Reaction was strong to TODAY contributing psychiatrist Gail Saltz's advice to parents whose grown kids don't reach for their wallets when the dinner check arrives.
/ Source: TODAY contributor

Last week brought plenty of interesting replies on the topic of adult children paying for dinner. There were some excellent suggestions, too.

These include involving the waiter or waitress. For example, you can call ahead to tell the restaurant to provide separate checks. Or not.

I should emphasize that I am not a financial expert, and the question of how dinner is paid for isn’t about money. It’s about relationships — power, love, nurturing, dependence, independence.

When both parties are able to afford dinner, what happens financially is a means of nonverbal communication, for better or worse. One needs to acknowledge that, make it verbal and come up with a solution that works for everyone.

From Ohio: My husband and I faced this problem. It solved itself one evening when the waiter asked how we wanted the check and my husband said two and two. Since then, they actually offer to pay their share.

From Tennessee: In your advice, I did not see you ask who is extending the invitation for dinner. Where we come from it is customary for the party inviting to pay if the payment arrangements aren't “going Dutch.”

From Orlando: One of the best days for me was the day I picked up the dinner tab. After that, it became a game as to who would get the tab. Whenever a parent would claim to “use the restroom” but instead head toward the waiter’s station to pay the bill early, I’d run interference.

I finally learned to call ahead and give the wait staff a heads-up as to who would be footing the bill. Now my brother and I go toe to toe over the tab while our widowed mother sits there laughing at us. So we've learned to split things. I pay for the movie, big bro pays for the meal or vice versa. In the meantime, Mom gets to relax, we have fun, and we all enjoy one another’s company.

From Boston: I get the sense that the stepmother does not feel this 26-year-old woman is her “daughter,” and thus she is not going to dinner with the same mindset as the father. She did not start her question with “my stepdaughter” but rather with “my husband's eldest daughter from his first marriage.” She is walking into this like a group of couples going to dinner rather than a family going to dinner.

My stepmother is similar. She treats me as a family friend and expects me to pay. But she would never expect her own children (my step-siblings) to pay.

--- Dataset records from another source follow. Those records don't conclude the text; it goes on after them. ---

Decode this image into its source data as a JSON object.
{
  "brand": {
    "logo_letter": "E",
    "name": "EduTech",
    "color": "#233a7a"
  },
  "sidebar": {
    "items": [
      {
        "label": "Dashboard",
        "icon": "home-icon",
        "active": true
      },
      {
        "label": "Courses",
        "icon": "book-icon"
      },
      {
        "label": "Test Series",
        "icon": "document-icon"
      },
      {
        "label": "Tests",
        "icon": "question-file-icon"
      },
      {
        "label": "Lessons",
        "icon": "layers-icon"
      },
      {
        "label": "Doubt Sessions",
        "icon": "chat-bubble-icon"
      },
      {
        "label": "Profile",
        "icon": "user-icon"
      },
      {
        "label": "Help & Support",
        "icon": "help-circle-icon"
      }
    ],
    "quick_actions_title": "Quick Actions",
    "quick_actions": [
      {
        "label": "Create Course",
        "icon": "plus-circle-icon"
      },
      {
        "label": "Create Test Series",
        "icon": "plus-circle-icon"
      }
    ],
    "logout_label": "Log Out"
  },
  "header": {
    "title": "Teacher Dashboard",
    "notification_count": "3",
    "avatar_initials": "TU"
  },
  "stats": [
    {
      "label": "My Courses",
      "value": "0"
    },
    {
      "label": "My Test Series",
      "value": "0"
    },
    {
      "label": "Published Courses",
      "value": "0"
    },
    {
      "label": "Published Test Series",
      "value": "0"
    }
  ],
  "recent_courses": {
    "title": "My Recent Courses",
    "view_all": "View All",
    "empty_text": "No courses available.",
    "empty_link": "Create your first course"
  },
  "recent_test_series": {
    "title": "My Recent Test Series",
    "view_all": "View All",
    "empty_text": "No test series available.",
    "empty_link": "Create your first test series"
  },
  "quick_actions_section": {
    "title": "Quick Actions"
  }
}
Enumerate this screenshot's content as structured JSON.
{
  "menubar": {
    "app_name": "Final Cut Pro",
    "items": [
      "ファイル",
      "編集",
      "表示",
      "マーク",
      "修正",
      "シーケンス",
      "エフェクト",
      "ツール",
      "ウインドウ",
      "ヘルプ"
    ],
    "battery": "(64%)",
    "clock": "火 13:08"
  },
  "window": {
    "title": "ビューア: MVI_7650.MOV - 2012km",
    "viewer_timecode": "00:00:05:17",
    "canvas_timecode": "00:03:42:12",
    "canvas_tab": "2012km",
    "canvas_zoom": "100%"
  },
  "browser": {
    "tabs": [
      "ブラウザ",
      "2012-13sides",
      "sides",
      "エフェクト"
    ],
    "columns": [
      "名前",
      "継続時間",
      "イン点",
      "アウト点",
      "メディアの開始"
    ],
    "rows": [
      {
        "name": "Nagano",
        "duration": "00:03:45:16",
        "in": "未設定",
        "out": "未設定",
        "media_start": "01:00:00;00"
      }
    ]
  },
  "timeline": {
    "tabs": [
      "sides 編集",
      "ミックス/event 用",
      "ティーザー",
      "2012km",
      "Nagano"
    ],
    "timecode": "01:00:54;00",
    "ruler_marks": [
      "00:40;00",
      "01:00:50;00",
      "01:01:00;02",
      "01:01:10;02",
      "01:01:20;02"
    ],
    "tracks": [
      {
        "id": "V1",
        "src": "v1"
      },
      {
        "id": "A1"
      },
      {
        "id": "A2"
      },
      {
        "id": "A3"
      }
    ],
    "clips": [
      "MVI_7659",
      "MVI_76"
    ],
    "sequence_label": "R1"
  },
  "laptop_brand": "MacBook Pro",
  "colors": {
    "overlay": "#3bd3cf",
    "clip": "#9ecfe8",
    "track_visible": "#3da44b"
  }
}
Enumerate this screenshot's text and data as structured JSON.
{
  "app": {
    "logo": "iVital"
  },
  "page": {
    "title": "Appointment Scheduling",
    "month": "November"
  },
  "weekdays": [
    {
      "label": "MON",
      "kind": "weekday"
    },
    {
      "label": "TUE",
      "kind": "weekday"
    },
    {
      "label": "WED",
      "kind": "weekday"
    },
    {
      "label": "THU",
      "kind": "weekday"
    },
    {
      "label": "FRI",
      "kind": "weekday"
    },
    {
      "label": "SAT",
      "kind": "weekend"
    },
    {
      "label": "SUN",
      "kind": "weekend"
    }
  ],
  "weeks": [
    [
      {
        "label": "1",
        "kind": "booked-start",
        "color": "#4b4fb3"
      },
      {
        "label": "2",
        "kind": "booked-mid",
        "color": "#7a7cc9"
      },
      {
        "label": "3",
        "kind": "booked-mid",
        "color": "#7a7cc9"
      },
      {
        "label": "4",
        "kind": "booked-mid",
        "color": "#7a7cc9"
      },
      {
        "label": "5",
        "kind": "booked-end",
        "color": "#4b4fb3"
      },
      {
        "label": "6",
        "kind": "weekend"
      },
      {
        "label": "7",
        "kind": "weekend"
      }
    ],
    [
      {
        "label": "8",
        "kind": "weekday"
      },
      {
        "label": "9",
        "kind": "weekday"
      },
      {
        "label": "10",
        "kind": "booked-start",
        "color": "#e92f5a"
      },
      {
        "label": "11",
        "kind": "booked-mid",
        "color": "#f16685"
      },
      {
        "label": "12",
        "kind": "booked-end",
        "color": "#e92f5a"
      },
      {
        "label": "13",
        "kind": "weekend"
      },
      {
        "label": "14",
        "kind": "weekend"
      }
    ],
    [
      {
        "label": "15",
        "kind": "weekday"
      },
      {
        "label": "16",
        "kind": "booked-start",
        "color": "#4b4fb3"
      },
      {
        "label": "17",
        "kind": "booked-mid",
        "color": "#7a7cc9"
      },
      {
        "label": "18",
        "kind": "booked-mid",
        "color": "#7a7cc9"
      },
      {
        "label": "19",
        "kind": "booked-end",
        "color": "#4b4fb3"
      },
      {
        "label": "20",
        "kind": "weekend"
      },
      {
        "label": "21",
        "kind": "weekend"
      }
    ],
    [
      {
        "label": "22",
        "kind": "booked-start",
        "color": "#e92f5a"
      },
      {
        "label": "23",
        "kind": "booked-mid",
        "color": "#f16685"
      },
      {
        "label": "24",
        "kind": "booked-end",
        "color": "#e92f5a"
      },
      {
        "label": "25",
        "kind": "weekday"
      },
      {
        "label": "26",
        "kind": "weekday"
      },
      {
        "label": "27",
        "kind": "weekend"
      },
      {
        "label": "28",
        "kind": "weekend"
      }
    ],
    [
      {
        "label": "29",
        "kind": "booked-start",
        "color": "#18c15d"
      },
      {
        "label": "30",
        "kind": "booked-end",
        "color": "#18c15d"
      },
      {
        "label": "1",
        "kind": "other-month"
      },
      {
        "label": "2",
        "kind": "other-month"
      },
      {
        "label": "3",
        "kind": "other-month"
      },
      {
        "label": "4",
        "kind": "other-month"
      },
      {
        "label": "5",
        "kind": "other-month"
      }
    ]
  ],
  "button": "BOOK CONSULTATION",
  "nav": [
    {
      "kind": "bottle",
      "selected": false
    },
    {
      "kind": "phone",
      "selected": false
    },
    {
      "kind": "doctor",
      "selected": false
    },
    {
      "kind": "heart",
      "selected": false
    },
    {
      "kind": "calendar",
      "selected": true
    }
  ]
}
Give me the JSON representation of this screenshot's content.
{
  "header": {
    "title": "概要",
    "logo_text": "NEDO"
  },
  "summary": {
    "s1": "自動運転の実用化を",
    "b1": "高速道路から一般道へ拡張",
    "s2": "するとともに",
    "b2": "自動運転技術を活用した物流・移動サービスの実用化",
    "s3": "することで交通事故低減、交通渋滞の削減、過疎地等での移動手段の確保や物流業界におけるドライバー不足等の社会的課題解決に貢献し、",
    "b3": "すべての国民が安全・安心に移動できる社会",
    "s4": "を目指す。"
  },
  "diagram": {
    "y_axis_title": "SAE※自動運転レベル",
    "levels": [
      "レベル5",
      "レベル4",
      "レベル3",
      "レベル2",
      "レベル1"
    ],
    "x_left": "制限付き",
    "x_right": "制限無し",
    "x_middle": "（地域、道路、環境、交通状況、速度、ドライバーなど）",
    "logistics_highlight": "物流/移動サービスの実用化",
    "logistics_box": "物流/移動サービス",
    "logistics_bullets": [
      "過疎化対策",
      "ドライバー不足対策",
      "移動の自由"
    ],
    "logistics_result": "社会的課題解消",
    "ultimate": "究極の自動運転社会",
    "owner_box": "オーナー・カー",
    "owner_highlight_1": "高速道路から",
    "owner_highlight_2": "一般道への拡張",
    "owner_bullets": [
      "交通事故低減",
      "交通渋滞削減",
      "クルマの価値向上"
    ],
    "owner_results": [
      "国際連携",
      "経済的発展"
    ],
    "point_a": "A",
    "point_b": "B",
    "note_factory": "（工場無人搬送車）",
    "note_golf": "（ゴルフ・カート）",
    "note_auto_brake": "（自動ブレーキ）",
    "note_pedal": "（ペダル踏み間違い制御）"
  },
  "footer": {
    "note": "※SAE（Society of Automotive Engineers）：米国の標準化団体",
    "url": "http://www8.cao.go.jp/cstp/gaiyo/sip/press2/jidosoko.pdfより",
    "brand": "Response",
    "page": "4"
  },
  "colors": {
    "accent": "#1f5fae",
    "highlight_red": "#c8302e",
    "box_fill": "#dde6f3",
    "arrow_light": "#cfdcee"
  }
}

From Michigan: What about the reverse? Whenever my boyfriend and I go to dinner with his parents, he picks up the check and they do not offer to pay their portion. He does not want to bring it up with them, because he feels bad that his salary is higher than his father’s. He complains to me about them expecting him to pay all the time.

Now we don't go out with them as much, or I pay for his and my portions myself (I am a student and cannot afford to do this as frequently as he can) and just make his parents pay for themselves. I hate being the bad guy, but I don't think this is right. What to do?

(DR. GAIL REPLIES: It’s unhealthy that your boyfriend is using you to sidestep the issue with his parents. He is hardly creating a respectful adult relationship with them. Tell your boyfriend that you agree about the payment situation, but he does need to negotiate with his parents without putting you in the middle.

You can lend your help and advice. For example, you can suggest how he approach them, or find some less expensive restaurants. If he still won’t broach the topic with them, you can negotiate with your boyfriend yourself. For example, he can pay and you can reimburse him for your dinner while declining to get involved with paying while at the table with his parents.)

From New York: I completely disagree with this woman. I am 30 years old and when I eat out with my parents they always happily pick up the bill. It's called a cycle. When I am my parents’ age, I will pick up the tab for my adult kids.

From Pittsburgh: I have been on both sides of the issue regarding adult children paying for dinner. On the one hand, we have my husband’s parents, who are in their 70s. On the other hand, we have our two grown daughters, who are in their 20s.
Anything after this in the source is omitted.